Here’s a summary of descriptive vs inferential statistics:
|Descriptive Statistics||Inferential Statistics|
|Purpose||Describe data observed and collected to understand its characteristics and trends.||Analyze sample sets to predict how the population will behave.|
|Certainty||No uncertainty||With uncertainty|
|Sample Collection||Must sample everyone in the population.||Sample a random set in the desired pool.|
The same sample set can be used for both descriptive and inferential statistics analyses. They complement each other in the quantitative research process.
For example, you can make great use of your sales records for the past three years.
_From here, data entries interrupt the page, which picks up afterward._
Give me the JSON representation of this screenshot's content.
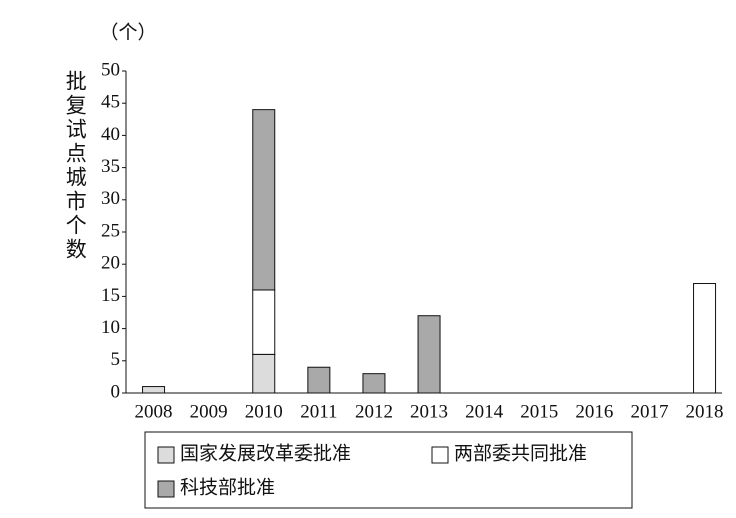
{
  "chart_data": {
    "type": "stacked-bar",
    "y_label": "批复试点城市个数",
    "y_unit": "（个）",
    "categories": [
      "2008",
      "2009",
      "2010",
      "2011",
      "2012",
      "2013",
      "2014",
      "2015",
      "2016",
      "2017",
      "2018"
    ],
    "series": [
      {
        "name": "国家发展改革委批准",
        "color": "#dcdcdc",
        "values": [
          1,
          0,
          6,
          0,
          0,
          0,
          0,
          0,
          0,
          0,
          0
        ]
      },
      {
        "name": "两部委共同批准",
        "color": "#ffffff",
        "values": [
          0,
          0,
          10,
          0,
          0,
          0,
          0,
          0,
          0,
          0,
          17
        ]
      },
      {
        "name": "科技部批准",
        "color": "#a9a9a9",
        "values": [
          0,
          0,
          28,
          4,
          3,
          12,
          0,
          0,
          0,
          0,
          0
        ]
      }
    ],
    "ylim": [
      0,
      50
    ],
    "yticks": [
      0,
      5,
      10,
      15,
      20,
      25,
      30,
      35,
      40,
      45,
      50
    ],
    "grid": false
  }
}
With descriptive statistics, you can draw conclusions (e.g. March always generated the most sales). With inferential statistics, you can estimate next year’s performance.
Examples of Descriptive Statistics
In essence, descriptive statistics quantitatively explains information about massive data sets so we can make sense of these numbers. It connects the dots and presents data points in a meaningful way.
These are the three main things descriptive statistics can tell us:
- The central tendency – What are the mean and the median of the data set?
- The distribution – Where are most of the data points?
- The variability – How spread out are these numbers?
Say you’re offering business coaching services, you can find out the most popular course, the income distribution of your clients, average spending on your services, and more. The data builds a detailed look into your accounts so you can construct your business model around it.
Inferential Statistics Examples
After learning about the definitions and types of inferential statistics, it’s time to dive into its applications to see what role it plays in the business world. Here are 3 different ways you can utilize this quantitative analysis technique:
- Predict future sales
- Quality control
- Manage the uncertainty
We’ll take a deeper look at these examples to see how this research method shapes our business world.
1. Predict Future Sales
Let’s assume that you manufacture thermal socks and are interested in knowing when to adjust the production level to save costs. After creating a regression analysis model, you’ve discovered a negative correlation between the temperature and sales.
Your regression line formula is:
y = 500 – 10x
Let’s say the base temperature is 32°F. For every degree (°F) that goes up, the sales drop by 10 times. Once the temperature increases by 50°F, the sales drop to zero. Since you can’t sell negative units, you can expect zero purchases after it reaches 82°F (32°F + 50°F).
Using inferential statistics, you can estimate the demand for your products during the hotter and colder months so that you know what times are best for certain products and build a product strategy accordingly.
2. Quality Control
An electric toothbrush company claims that its best-selling model can last for 3 years on average, and you want to see if it’s true. Your best option is to survey a random group of existing clients and conduct a hypothesis test.
H0 : µ = 3
Ha : µ ≠ 3
If you can reject H0, the company may need to look into its product descriptions and update the product’s specifications with research.
Inferential statistics is regularly used in the quality control process, especially for businesses that engage in mass production. It gives companies a clearer idea of how their products live up to expectations and how they can improve the experience for customers.
3. Manage the Uncertainty
Setting an appropriate confidence interval (CI) is the best way to quantify the risk you’re taking in the analysis of quantitative data. A 95% CI means that if you repeat the hypothesis test 100 times with a different random sample set, the results should fall within a certain range 95% of the time.
Some industries, like pharmaceutical companies, may want to be prudent and set a higher CI. It makes H0 harder to reject and may incur more research costs. Depending on your business needs, a suitable CI should balance the research costs and the level of uncertainty.